Compte rendu de séance
À l'occasion de la Journée internationale des populations autochtones, le Président souligne le rôle du Comité dans la défense des droits des populations autochtones

Le Comité pour l'élimination de la discrimination raciale a entendu, ce matin, des représentants d'organisations non gouvernementales au sujet de la situation qui prévaut au Paraguay s'agissant de la mise en œuvre de la Convention internationale sur l'élimination de toutes les formes de discrimination raciale. Le rapport du Paraguay sera examiné par le Comité demain après-midi et jeudi matin.
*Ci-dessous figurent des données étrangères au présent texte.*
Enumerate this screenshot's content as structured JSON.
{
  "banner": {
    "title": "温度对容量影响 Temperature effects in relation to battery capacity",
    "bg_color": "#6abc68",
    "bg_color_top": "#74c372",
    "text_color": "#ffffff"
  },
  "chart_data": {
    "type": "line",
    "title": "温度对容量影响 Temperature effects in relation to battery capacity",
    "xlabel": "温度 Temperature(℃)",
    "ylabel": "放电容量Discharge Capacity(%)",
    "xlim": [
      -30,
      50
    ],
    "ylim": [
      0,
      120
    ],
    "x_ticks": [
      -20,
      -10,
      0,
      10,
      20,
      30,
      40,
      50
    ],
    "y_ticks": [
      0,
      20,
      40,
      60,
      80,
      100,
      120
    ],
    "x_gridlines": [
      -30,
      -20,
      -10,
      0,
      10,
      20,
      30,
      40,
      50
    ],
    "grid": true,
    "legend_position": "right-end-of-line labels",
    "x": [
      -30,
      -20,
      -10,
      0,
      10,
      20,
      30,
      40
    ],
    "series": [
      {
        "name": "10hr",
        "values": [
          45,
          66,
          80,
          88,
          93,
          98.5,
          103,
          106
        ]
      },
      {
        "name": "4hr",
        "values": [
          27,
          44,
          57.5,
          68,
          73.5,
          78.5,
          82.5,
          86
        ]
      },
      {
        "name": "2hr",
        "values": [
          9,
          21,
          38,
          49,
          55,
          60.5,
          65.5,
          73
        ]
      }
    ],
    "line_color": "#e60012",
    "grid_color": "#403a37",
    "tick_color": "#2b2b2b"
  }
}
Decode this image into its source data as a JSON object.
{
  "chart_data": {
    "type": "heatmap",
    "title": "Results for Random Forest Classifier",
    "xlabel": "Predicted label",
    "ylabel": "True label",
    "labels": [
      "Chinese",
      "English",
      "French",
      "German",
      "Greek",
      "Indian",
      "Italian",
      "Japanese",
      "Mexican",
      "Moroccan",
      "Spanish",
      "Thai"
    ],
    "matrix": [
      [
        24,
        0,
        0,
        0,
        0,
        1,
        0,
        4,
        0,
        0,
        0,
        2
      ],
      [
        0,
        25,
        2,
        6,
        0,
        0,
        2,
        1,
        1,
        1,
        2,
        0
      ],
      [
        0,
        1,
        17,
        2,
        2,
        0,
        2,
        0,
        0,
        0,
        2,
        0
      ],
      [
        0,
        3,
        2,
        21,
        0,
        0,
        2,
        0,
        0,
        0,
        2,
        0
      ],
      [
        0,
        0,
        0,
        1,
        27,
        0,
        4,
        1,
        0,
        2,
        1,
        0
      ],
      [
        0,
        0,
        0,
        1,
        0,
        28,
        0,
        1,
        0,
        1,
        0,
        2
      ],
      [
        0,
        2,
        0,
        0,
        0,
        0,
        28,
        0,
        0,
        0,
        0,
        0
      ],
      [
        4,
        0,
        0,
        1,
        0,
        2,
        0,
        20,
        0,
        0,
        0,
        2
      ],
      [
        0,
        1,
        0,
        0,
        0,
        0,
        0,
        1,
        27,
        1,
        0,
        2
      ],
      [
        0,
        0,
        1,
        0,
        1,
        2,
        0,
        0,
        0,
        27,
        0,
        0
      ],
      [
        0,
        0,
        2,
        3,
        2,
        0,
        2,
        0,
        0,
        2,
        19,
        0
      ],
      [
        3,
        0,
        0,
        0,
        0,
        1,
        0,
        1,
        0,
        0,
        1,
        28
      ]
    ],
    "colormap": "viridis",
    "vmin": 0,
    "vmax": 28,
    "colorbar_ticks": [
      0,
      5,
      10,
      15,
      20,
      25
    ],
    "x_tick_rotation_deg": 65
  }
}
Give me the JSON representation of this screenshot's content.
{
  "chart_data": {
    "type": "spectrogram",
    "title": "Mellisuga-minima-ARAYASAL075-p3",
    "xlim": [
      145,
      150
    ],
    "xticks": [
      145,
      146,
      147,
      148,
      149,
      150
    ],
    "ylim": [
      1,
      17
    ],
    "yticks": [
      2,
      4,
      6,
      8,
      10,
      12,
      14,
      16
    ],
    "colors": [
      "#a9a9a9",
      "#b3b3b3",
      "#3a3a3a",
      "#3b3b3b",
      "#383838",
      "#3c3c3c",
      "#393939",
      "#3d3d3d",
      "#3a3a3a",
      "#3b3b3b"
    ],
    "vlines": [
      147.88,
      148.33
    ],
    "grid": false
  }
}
Les représentants d'ONG ont attiré l'attention des experts sur les discriminations dont sont victimes les peuples autochtones et les communautés d'ascendance africaine au Paraguay. Ils ont notamment insisté sur la détérioration de l'environnement des peuples autochtones et sur le fait que ces peuples sont souvent privés de leurs terres. Juridiquement, les droits des peuples autochtones sont reconnus dans la législation paraguayenne, mais c'est son application à cet égard qui est lacunaire, a-t-il été affirmé. Plusieurs intervenants ont par ailleurs fait observer que les communautés d'ascendance africaine, contrairement aux peuples autochtones, ne sont pas reconnues en tant que telles par l'État paraguayen.

L'attention a en outre été attirée sur le fait que la législation paraguayenne ne fait aucune référence à la discrimination raciale à proprement parler – une lacune qu'a notamment relevée le Rapporteur du Comité pour l'examen du rapport paraguayen, M. Régis de Gouttes. À cet égard, il a été demandé au Comité de recommander au Paraguay d'adopter le projet de loi, actuellement en cours d'examen, qui envisage d'intégrer dans la loi une définition de la discrimination raciale.
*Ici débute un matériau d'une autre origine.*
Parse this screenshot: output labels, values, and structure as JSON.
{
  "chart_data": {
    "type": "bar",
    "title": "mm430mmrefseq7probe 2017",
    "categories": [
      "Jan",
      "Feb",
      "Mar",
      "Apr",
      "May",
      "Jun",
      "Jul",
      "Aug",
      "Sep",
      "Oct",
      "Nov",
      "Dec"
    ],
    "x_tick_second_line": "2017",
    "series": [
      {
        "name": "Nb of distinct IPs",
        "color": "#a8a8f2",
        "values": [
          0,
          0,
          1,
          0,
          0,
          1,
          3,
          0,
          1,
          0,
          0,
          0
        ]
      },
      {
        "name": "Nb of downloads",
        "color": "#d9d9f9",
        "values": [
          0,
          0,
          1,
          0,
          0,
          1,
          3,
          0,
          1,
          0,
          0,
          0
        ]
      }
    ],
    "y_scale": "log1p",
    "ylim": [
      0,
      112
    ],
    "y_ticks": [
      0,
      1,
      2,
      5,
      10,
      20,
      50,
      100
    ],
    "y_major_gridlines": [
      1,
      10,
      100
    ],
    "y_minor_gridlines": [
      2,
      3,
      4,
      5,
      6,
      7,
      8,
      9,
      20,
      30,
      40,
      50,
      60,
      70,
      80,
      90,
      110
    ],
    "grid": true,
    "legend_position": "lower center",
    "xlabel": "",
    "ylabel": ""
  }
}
Les représentants des ONG ci-après ont fait des déclarations: Comisión Jurídica para el Autodesarrollo de los Pueblos Originarios Andinos; Comité de América Latina y el Caribe para la Defensa de los Derechos de la Mujer; Amnesty International.

En cette Journée internationale des populations autochtones, le Président du Comité, M. Anwar Kemal, a tenu à souligner, en début de séance, que le Comité pour l'élimination de la discrimination raciale est un défenseur incessant des populations autochtones. Il a en effet pris un certain nombre de décisions et adopté des communications à l'adresse des gouvernements pour défendre des droits des populations autochtones.


Le Comité entamera l'examen du rapport initial du Paraguay (CERD/C/PRY/1-3) demain après-midi à 15 heures.


Aperçu des échanges avec des ONG concernant le rapport du Paraguay

Un représentant de la Comisión Jurídica para el Autodesarrollo de los Pueblos Originarios Andinos a fait observer que la Journée internationale des populations autochtones permet aux ONG d'ouvrir un dialogue direct et sincère avec les membres du Comité et avec les représentants des États. C'est donc un honneur pour les populations autochtones de bénéficier de cette coïncidence entre la commémoration de cette Journée internationale et la tenue de la présente session du Comité, a-t-il souligné. Les populations autochtones et d'ascendance africaine sont particulièrement victimes de la discrimination raciale, a-t-il poursuivi. Il a ajouté que les peuples autochtones ont choisi de rester en marge de la civilisation occidentale et sont aujourd'hui réfugiés dans les montagnes et les lieux éloignés, a-t-il rappelé. Au Paraguay, a-t-il souligné, beaucoup de peuples autochtones sont privés de leurs terres et la détérioration de leur environnement est devenue alarmante.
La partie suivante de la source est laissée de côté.